The appeals court said the phrase "substantial portion" was the
law's "crucial problem" because it meant that the prohibition applied
to a range of procedures used quite early in pregnancy, in which a doctor pulls
fetal parts from the uterus through the birth canal. Although Nebraska argued
that its Legislature had not intended to ban this common procedure, known as
dilation and evacuation, the appeals court said that "we cannot, however,
twist the words of the law and give them a meaning they cannot reasonably
bear."
In its Supreme Court appeal, Stenberg v. Carhart, No. 99-830, Nebraska argues
that the appeals court should have adopted a narrower reading of the law to
prohibit only a variant of a procedure known as intact dilation and extraction.
In this procedure, which is used infrequently but has become widely known
through its graphic depiction in Congressional debates on the issue, a more
fully developed fetus is brought feet first through the birth canal, leaving the
largest part, the head, inside the uterus. The skull is then collapsed and its
contents suctioned to enable it to pass through the cervix.
While this procedure is often referred to as a late-term abortion, it takes
place before fetal viability, up to about 24 weeks of pregnancy. Even under Roe
v. Wade, the court has permitted states to ban abortions after viability, with
exceptions for the pregnant woman's life and health. Moreover, most states have
long had such prohibitions, which are not at stake in this case.
Dr. Leroy Carhart, the Bellevue, Neb., physician who challenged the state
law, performs about 20 intact abortions a year, as well as many other abortions
at earlier stages of pregnancy that the appeals court found would also be
covered by the law. Doctors performing abortions generally seek to keep the
fetus as intact as possible to avoid injury to the wall of the uterus.

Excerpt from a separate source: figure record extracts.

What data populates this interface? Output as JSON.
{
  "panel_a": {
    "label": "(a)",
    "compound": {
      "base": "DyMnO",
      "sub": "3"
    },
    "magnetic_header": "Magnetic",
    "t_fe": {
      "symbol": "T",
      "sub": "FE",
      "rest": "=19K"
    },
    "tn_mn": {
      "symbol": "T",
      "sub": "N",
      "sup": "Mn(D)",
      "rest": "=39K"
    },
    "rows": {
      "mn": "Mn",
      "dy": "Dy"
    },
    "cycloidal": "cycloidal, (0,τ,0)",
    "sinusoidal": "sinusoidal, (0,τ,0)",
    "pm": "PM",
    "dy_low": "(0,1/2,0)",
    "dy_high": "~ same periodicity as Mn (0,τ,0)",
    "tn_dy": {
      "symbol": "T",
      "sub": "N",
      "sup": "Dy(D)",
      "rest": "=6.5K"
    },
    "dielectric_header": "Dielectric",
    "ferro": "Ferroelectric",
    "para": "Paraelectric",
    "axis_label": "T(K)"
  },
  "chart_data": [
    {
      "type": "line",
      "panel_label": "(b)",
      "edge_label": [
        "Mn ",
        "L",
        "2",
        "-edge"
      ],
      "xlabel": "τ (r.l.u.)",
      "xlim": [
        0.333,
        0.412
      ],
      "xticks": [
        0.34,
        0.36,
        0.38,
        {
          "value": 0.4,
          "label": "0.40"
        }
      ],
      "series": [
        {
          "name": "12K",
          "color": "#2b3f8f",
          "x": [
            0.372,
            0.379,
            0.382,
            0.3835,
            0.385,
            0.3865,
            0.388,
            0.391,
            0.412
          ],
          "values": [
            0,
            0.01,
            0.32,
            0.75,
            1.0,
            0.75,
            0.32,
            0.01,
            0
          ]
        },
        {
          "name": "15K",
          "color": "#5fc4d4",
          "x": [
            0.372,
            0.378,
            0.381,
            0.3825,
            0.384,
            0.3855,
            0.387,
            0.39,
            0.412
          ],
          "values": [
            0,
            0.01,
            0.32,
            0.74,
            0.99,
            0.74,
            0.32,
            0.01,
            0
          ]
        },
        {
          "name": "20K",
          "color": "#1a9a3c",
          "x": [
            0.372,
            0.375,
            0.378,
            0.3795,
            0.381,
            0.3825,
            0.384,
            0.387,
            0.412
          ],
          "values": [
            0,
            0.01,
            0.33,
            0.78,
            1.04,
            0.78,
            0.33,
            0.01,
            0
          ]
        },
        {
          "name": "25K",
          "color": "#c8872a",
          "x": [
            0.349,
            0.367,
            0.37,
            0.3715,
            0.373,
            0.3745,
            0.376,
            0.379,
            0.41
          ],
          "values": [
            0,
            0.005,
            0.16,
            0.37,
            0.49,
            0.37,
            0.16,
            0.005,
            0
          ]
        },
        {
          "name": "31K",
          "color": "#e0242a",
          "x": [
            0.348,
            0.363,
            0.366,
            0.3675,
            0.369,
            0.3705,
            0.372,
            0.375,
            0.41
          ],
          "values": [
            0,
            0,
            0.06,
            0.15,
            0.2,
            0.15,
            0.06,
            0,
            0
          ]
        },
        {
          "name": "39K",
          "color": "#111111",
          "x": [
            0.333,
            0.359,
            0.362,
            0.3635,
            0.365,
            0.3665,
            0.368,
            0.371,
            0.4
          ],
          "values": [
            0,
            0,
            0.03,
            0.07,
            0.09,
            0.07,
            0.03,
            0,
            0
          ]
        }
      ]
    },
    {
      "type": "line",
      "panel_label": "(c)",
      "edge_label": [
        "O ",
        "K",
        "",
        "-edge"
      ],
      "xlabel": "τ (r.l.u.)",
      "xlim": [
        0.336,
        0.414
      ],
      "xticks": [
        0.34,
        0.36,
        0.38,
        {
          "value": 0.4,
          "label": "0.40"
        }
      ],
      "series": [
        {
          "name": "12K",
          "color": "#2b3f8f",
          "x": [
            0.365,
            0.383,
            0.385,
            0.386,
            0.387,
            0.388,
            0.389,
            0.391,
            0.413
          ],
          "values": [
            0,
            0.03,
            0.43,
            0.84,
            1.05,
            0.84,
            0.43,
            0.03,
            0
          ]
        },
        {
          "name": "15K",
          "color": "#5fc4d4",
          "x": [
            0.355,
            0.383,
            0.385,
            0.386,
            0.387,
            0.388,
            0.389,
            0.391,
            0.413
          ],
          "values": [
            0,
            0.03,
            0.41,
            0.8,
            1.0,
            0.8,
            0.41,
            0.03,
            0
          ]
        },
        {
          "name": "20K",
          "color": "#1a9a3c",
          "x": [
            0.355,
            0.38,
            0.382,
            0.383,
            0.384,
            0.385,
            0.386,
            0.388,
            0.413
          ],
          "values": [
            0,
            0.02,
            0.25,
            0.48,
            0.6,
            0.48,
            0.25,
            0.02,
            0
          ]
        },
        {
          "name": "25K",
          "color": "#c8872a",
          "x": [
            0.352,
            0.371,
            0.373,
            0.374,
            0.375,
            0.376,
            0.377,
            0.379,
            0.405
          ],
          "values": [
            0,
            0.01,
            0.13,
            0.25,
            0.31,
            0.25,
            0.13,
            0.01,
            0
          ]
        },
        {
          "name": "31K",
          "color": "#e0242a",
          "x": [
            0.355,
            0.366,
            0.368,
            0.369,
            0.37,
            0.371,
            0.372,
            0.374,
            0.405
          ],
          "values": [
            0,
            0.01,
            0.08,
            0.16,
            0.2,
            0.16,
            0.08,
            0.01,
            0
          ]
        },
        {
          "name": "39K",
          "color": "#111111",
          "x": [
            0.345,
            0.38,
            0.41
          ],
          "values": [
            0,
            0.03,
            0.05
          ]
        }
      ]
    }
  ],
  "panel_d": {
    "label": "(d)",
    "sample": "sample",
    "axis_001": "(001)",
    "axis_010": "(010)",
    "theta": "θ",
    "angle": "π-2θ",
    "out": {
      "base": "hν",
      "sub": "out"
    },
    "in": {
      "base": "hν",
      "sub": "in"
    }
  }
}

Dr. Carhart's lawyer, Simon Heller of the Center for Reproductive Law and
Policy in New York, said today that although he would have preferred that the
Supreme Court let the lower court's decision stand, he thought that of all the
cases on their way to the court, Nebraska's was the best for the court to have
accepted because of a strong record compiled at trial on the safety and health
reasons for the procedure.
"The campaign against partial birth abortion has simply been a campaign
of deception orchestrated to demonize abortion in the eyes of the public,"
Mr. Heller said.
James Bopp Jr., general counsel of the National Right to Life Committee, said
that even under Roe v. Wade, bans on the procedure could and should be upheld
because the court's precedents on the right to abortion did not apply to ''the
killing of living infants who are only inches away from being fully born
alive."
President Clinton has twice vetoed proposed federal laws banning the
procedure. Last October, a law passed by the Senate for the third time was two
votes short of the number needed to override the president's veto. The House of
Representatives will take up the bill this year.